So if you read Wolf in White Van the strange dreamlike narration that this novel closes with will not be a surprise. Throughout most of the book, we have a third person narrator who is more or less omniscient in perspective, but as the “mystery” at the center closes in the focus tightens, and we close with a first person narration that circles around more knowingly.
See what I did there? I kind of said a lot knowing what I meant, but not really explaining to you the information you needed to fully make sense of it. That’s kind of what this novel does.
The basic story is about a video store clerk in a small town in western Iowa who starts getting complaints that someone has been inserting small vignettes into the middle of various movies. At first, it feels like maybe we’re about to get a Ring or Blair Witch kind of thing going on, but its different clearly. For one, this is a world in which Blair Witch and The Ring exist, so it would be a little weird. In fact, the book mentions BWP, so it’s almost as if, not that John Darnielle is aware of the connection, but the person doing the thing is.

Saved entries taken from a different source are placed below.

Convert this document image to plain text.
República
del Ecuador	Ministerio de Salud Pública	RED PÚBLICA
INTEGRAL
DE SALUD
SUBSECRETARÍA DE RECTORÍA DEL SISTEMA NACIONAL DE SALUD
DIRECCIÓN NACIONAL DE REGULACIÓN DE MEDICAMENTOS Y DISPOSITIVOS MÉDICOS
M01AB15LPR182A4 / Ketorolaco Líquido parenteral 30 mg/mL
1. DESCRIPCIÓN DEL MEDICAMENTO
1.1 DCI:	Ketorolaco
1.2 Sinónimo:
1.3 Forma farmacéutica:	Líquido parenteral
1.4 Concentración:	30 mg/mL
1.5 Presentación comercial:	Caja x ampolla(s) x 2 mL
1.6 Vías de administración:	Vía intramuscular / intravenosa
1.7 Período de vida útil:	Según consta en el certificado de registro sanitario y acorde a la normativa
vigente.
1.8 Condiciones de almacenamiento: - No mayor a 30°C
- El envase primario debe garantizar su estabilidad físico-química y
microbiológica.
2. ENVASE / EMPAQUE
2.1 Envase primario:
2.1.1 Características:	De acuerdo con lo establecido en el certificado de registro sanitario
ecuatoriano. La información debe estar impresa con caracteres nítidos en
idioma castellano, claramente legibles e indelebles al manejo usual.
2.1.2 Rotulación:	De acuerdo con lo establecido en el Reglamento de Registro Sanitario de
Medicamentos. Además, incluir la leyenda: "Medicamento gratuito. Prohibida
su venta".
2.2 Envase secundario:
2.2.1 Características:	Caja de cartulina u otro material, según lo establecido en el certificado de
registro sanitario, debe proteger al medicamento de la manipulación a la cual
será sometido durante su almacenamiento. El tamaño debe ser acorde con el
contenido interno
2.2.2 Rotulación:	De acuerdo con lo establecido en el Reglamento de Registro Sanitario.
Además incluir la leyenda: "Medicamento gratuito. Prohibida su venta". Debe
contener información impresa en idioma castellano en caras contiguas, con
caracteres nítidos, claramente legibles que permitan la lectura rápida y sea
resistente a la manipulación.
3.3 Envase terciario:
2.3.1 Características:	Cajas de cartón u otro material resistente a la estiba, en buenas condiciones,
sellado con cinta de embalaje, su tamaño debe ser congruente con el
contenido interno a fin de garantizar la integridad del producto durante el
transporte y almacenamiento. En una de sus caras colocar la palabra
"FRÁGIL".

As the novel progresses, the mystery starts to unfold a little and so the story becomes a lot less The Ring and a lot more Broken Flowers in its tone.
But more than anything this novel takes place pretty much concurrent with my growing up. I am younger than John Darnielle, but I am about the same age of the protagonist. I spent a LOT of time in video stores renting whatever I thought might work and getting something very out of the physical limitations of possessing a borrowed video tape. Also, there’s this strange era of the internet that anybody under 25 cannot possibly conceive of, where the desire for information and access and speed greatly outpaced the availability. This is pre-wifi essentially (more or less, but not 100%) but in that way where the potential for all that info existed but we were still drawn to this slightly dying older version of things.
The book though….I feel like I mostly liked it, but can’t tell if I feel satisfied by it.